Northwestern law profs sign letter against Jeff Sessions’ attorney general nomination

U.S.+Senator+Jeff+Sessions+campaigns+for+Donald+Trump+in+October.+Sessions+has+been+offered+the+position+of+attorney+general.

Michael Brochstein/Zuma Press/TNS

U.S. Senator Jeff Sessions campaigns for Donald Trump in October. Sessions has been offered the position of attorney general.

Matthew Choi, Campus Editor

More than 1,300 faculty members of law schools across the country, including 29 from Northwestern’s Pritzker School of Law, signed a letter opposing Sen. Jeff Sessions’ (R-Ala.) appointment for U.S. attorney general.

The letter, organized by a group of seven law school professors from across the country — including one from Northwestern — decried Sessions’ voting record and public support for policies they say are regressive and promote discrimination. The letter urges senators to reject the nomination, which was made by President-elect Donald Trump.

Organizers delivered the letter to the Senate Judiciary Committee on Tuesday and plan to publish it Monday as an advertisement in newspapers in Maine and South Carolina, said Northwestern law Prof. Alison Flaum, one of the original organizers of the statement.

The statement said Sessions has a history of prejudiced remarks, support for “regressive drug policies that have fueled mass incarceration” and “repeated opposition to legislative efforts to promote the rights of women and members of the LGBTQ community.” Sessions had previously been rejected of a federal judgeship by a Republican-controlled Senate in 1986 due to prejudiced remarks against African Americans, according to the statement.

“Nothing in Senator Sessions’ public life since 1986 has convinced us that he is a different man than the 39-year-old attorney who was deemed too racially insensitive to be a federal district court judge,” the letter said.

Sessions and his office could not be reached for comment by the time of publication.

Within 72 hours of publishing the letter, more than 1,000 signatories joined the statement. Faculty from law schools in all states except Alaska — which does not have a law school — have since signed the statement. The letter remains open for law faculty to sign.

“We were really surprised and heartened by the breath of the response, not only hearing from so many people, but from professors literally all over the country,” Flaum said.

Northwestern law Prof. Grace Dodier said she heard about the letter through colleagues at NU and decided to sign the letter hoping it would prompt senators to critically examine Sessions’ past actions when deciding whether to approve his nomination.

“He’s a person who’s expressed opinions and taken positions that are inconsistent with the role that he would assume as the country’s chief law-enforcement officer,” Dodier said. “So I wanted to go on the record as saying that I don’t support this particular nominee.”

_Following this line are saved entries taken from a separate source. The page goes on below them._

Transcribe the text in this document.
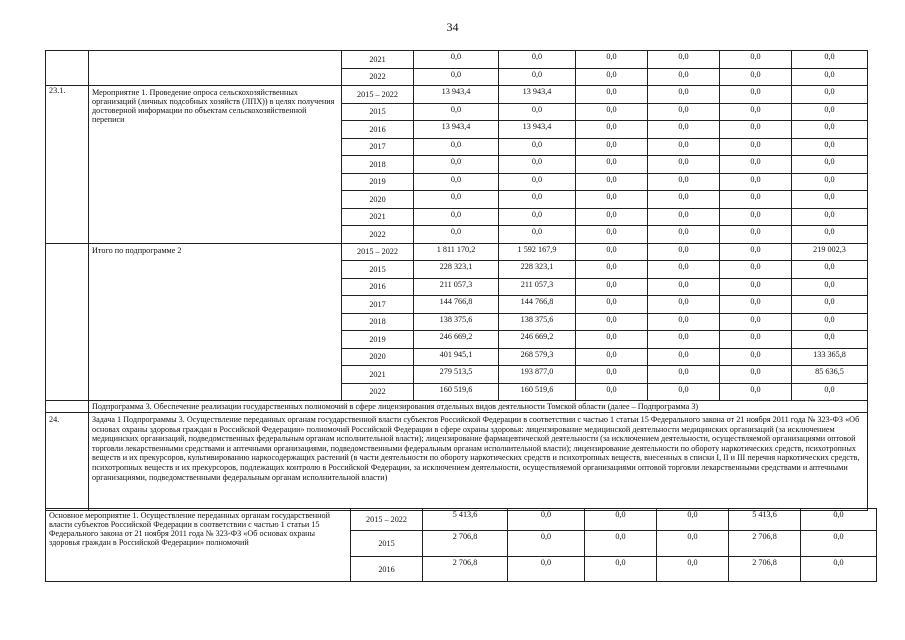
34
		2021	0,0	0,0	0,0	0,0	0,0	0,0
		2022	0,0	0,0	0,0	0,0	0,0	0,0
23.1.	Мероприятие 1. Проведение опроса сельскохозяйственных организаций (личных подсобных хозяйств (ЛПХ)) в целях получения достоверной информации по объектам сельскохозяйственной переписи	2015 – 2022	13 943,4	13 943,4	0,0	0,0	0,0	0,0
		2015	0,0	0,0	0,0	0,0	0,0	0,0
		2016	13 943,4	13 943,4	0,0	0,0	0,0	0,0
		2017	0,0	0,0	0,0	0,0	0,0	0,0
		2018	0,0	0,0	0,0	0,0	0,0	0,0
		2019	0,0	0,0	0,0	0,0	0,0	0,0
		2020	0,0	0,0	0,0	0,0	0,0	0,0
		2021	0,0	0,0	0,0	0,0	0,0	0,0
		2022	0,0	0,0	0,0	0,0	0,0	0,0
	Итого по подпрограмме 2	2015 – 2022	1 811 170,2	1 592 167,9	0,0	0,0	0,0	219 002,3
		2015	228 323,1	228 323,1	0,0	0,0	0,0	0,0
		2016	211 057,3	211 057,3	0,0	0,0	0,0	0,0
		2017	144 766,8	144 766,8	0,0	0,0	0,0	0,0
		2018	138 375,6	138 375,6	0,0	0,0	0,0	0,0
		2019	246 669,2	246 669,2	0,0	0,0	0,0	0,0
		2020	401 945,1	268 579,3	0,0	0,0	0,0	133 365,8
		2021	279 513,5	193 877,0	0,0	0,0	0,0	85 636,5
		2022	160 519,6	160 519,6	0,0	0,0	0,0	0,0
	Подпрограмма 3. Обеспечение реализации государственных полномочий в сфере лицензирования отдельных видов деятельности Томской области (далее – Подпрограмма 3)							
24.	Задача 1 Подпрограммы 3. Осуществление переданных органам государственной власти субъектов Российской Федерации в соответствии с частью 1 статьи 15 Федерального закона от 21 ноября 2011 года № 323-ФЗ «Об основах охраны здоровья граждан в Российской Федерации» полномочий Российской Федерации в сфере охраны здоровья: лицензирование медицинской деятельности медицинских организаций (за исключением медицинских организаций, подведомственных федеральным органам исполнительной власти); лицензирование фармацевтической деятельности (за исключением деятельности, осуществляемой организациями оптовой торговли лекарственными средствами и аптечными организациями, подведомственными федеральным органам исполнительной власти); лицензирование деятельности по обороту наркотических средств, психотропных веществ и их прекурсоров, культивированию наркосодержащих растений (в части деятельности по обороту наркотических средств и психотропных веществ, внесенных в списки I, II и III перечня наркотических средств, психотропных веществ и их прекурсоров, подлежащих контролю в Российской Федерации, за исключением деятельности, осуществляемой организациями оптовой торговли лекарственными средствами и аптечными организациями, подведомственными федеральным органам исполнительной власти)							
Основное мероприятие 1. Осуществление переданных органам государственной власти субъектов Российской Федерации в соответствии с частью 1 статьи 15 Федерального закона от 21 ноября 2011 года № 323-ФЗ «Об основах охраны здоровья граждан в Российской Федерации» полномочий	2015 – 2022	5 413,6	0,0	0,0	0,0	5 413,6	0,0
	2015	2 706,8	0,0	0,0	0,0	2 706,8	0,0
	2016	2 706,8	0,0	0,0	0,0	2 706,8	0,0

Though it is difficult to tell the odds of convincing a Republican-controlled Senate to vote against Sessions’ nomination, Dodier said she hopes the letter will spark conversation among lawmakers and citizens about the nominee’s qualifications.

Flaum added that it’s improbable that the current Senate will reject the nomination, but she felt that as a lawyer and law professor, she needed to make a public objection.

“The Code of Professional Responsibility, which is sort of the lawyer’s ethical playbook, talks about how every lawyer has the standard calling, the special responsibility for the quality of justice,” Flaum said. “As someone who teaches law and helps train and support new lawyers, that meant speaking up and supporting the people who are doing the same, even though the odds are long.”